On September 8, 2004, the State Water Resources Control Board approved the basin plan amendment, which was subsequently approved by the Office of Administrative Law and the USEPA.
Lysimeters Monitor Compliance
Two California state regulatory agencies–the regional board and the State Department of Health Services (DHS)–provide oversight of the Chino Basin Recycled Water Groundwater Recharge Program. The DHS has been developing draft regulations for the recharge of recycled water. Early versions of these proposed regulations required the project proponent to drill and install monitoring wells in the recharge “mound” beneath the recharge basin to demonstrate compliance–reduction of total organic carbon and total nitrogen to concentrations specified in the permit. A groundwater mound is the local rise of the water table above its natural level resulting from a localized source, such as a recharge basin.
Representatives from the US consultancy Wildermuth Environmental Inc. (WEI) and Watermaster were quick to point out that drilling such a “mound-monitoring well” may not be feasible in the Inland Empire. Depth to the water table is typically greater than 300 feet, and the presence of interbedded lenses of fine-grained material stops the water infiltrating from the recharge basin from traveling completely vertically to the aquifer. Furthermore, the water table can fluctuate by more than 20 feet over several years, so it would be necessary to drill and install mutipiezometer or nested wells, which would increase project costs. Finally, one could not be assured that the well would provide samples representative of only the recharge mound.
Instead, WEI recommended that the DHS consider permitting the use of lysimeters to monitor compliance with the recharge permit. A lysimeter consists of a porous cup and reservoir installed in unsaturated soil that collects undiluted samples of recharge water prior to reaching the regional groundwater table. WEI installed these lysimeters directly in the bottom of the recharge basins to ensure that samples collected while the recharge basin is being operated are truly representative of the recharged water.
The lysimeter also has two tubes that run up the casing to the lysimeter head assembly. Conduits route the tubes to lysimeter head assemblies that were constructed on the top of the recharge levee.

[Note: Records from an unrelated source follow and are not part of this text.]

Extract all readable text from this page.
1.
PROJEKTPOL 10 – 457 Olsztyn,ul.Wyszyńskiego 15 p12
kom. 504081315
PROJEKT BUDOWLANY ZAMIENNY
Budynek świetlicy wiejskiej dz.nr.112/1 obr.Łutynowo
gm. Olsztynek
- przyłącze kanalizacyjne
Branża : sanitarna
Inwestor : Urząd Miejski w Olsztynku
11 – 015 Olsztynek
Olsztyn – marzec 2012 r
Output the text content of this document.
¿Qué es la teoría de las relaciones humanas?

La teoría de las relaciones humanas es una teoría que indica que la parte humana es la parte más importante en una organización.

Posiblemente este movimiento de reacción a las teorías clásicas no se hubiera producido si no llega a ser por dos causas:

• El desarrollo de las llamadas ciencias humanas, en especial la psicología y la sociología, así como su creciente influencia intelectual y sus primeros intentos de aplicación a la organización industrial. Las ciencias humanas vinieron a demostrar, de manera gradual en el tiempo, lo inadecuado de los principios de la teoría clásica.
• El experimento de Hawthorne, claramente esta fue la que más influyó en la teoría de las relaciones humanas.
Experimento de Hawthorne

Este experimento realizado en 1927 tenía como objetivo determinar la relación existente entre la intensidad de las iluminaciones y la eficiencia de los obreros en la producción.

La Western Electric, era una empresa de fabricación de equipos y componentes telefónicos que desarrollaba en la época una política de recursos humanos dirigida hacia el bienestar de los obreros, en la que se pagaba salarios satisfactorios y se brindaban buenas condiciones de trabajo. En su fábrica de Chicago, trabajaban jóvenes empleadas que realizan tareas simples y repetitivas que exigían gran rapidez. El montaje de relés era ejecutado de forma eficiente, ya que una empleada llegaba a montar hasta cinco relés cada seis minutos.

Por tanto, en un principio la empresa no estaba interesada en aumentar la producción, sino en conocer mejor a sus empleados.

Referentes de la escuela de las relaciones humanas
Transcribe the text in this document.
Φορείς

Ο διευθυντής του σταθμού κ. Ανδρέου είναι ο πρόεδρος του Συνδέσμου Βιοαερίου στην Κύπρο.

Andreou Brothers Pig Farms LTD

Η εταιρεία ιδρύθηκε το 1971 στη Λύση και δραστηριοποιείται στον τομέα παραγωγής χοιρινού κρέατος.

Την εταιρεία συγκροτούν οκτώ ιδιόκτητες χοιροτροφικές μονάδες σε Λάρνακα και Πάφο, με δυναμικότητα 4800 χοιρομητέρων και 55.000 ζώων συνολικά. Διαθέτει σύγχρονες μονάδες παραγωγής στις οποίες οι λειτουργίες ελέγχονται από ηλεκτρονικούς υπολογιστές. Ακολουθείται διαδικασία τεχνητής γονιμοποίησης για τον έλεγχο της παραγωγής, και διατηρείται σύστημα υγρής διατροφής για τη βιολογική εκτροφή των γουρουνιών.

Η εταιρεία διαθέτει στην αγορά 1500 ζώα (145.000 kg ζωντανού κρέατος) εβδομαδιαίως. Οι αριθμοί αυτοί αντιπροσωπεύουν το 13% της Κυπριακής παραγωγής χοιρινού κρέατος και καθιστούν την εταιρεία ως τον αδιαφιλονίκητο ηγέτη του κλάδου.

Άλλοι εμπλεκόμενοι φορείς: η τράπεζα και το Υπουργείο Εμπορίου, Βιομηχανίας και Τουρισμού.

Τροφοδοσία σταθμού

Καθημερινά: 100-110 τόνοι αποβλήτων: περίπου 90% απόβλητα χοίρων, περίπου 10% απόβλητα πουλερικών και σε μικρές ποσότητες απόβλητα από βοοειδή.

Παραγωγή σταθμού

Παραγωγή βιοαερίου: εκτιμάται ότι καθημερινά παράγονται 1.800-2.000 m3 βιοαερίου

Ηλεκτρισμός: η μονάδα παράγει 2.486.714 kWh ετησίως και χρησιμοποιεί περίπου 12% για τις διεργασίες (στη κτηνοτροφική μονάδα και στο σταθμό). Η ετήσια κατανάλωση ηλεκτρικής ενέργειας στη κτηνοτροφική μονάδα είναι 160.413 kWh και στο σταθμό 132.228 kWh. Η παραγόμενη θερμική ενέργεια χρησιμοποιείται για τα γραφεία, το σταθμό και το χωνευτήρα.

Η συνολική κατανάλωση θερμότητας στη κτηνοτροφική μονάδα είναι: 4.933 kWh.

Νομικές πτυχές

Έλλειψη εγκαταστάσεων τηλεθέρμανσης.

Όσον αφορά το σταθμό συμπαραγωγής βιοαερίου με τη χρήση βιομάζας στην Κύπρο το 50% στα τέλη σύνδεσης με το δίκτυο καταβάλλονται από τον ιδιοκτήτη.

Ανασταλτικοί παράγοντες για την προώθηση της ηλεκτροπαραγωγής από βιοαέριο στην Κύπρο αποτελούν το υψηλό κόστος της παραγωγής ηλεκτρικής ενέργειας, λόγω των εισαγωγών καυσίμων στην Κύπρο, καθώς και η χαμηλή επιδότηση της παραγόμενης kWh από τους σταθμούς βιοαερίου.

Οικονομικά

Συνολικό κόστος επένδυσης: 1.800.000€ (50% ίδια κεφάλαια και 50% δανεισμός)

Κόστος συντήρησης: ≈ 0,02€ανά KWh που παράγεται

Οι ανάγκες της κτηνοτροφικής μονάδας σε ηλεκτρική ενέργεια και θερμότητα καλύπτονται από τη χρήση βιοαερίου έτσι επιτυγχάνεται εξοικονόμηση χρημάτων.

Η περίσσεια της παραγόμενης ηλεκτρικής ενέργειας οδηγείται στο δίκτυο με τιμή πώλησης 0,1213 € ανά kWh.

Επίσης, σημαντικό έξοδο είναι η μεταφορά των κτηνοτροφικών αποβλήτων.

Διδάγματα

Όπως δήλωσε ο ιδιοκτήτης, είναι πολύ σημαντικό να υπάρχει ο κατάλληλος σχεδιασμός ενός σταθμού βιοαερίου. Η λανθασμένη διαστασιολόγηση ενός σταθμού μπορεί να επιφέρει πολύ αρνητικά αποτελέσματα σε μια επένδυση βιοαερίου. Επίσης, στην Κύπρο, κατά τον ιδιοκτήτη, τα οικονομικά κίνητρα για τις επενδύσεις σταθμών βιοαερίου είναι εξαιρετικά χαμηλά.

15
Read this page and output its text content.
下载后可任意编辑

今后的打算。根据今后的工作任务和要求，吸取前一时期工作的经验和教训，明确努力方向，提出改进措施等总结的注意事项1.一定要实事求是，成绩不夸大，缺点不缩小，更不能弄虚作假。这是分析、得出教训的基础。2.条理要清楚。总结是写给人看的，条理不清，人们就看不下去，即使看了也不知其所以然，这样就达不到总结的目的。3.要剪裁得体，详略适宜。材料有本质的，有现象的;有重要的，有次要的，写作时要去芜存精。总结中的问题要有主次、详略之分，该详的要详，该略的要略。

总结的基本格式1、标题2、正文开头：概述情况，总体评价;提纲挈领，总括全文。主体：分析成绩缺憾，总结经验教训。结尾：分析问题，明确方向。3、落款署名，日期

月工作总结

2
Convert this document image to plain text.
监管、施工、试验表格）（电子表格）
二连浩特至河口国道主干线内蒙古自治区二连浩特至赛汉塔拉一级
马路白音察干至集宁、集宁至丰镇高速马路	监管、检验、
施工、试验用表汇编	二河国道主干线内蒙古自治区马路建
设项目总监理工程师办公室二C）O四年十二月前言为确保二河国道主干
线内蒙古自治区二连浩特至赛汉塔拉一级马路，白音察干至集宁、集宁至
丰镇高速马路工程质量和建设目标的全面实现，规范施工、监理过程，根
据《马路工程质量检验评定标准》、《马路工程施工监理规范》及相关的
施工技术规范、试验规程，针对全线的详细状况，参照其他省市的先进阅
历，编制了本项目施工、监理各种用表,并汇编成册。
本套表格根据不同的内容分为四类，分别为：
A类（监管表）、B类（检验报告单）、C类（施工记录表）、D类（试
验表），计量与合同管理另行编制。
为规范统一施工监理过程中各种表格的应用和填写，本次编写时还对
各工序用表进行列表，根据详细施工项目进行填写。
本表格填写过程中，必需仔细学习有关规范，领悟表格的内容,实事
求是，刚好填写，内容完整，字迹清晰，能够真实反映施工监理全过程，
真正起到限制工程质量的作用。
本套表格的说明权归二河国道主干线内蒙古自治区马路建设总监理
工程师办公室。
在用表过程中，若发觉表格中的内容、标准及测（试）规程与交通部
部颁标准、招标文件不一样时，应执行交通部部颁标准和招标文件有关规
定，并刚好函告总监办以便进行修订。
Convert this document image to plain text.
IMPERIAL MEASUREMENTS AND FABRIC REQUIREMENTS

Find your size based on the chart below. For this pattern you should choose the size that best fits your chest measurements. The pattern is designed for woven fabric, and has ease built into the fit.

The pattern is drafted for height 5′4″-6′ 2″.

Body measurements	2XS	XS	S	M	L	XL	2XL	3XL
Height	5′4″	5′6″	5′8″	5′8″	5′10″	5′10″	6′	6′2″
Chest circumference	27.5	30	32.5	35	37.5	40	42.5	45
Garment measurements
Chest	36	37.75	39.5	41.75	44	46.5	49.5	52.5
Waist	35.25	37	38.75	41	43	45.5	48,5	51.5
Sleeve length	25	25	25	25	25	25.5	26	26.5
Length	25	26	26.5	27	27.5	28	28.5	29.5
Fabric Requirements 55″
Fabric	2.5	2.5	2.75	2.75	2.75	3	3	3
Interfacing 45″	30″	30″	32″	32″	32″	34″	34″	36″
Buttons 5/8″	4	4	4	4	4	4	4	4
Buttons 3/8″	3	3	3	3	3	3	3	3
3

Lysimeter sample collection procedures are straightforward. Upon installation below ground level, a vacuum is applied to the lysimeter through the tubing leading from the lysimeter to the ground surface. The negative air pressure created inside the lysimeter draws pore water into the lysimeter through the porous, stainless steel section of the lysimeter. The pore water is brought to the surface by applying positive pressure to the lysimeter through a second tube. At the surface, the pore water is collected in a collection bottle.
After months of biweekly sampling, IEUA and Watermaster found a consistent 70% to 80% reduction in total organic carbon concentrations from the recycled water at the surface to the deepest (25 feet) lysimeter due to processes related to soil-aquifer treatment. Total nitrogen concentrations from IEUA’s advanced treatment plants are extremely low and already meet permit requirements.The nexus of the OBMP, which mandated the enhancement of Chino Basin’s recharge capacity, and the basin plan amendment, which allowed for raising the groundwater objectives to allow for the recharge of recycled water, will ensure the supply of high-quality and reliable water for the people in the region, according to Mark Wildermuth, the chief executive officer of WEI. “Moreover, this project illustrates the way in which water agencies and regulatory agencies are effectively working closely together for the betterment of the people of California,” he adds.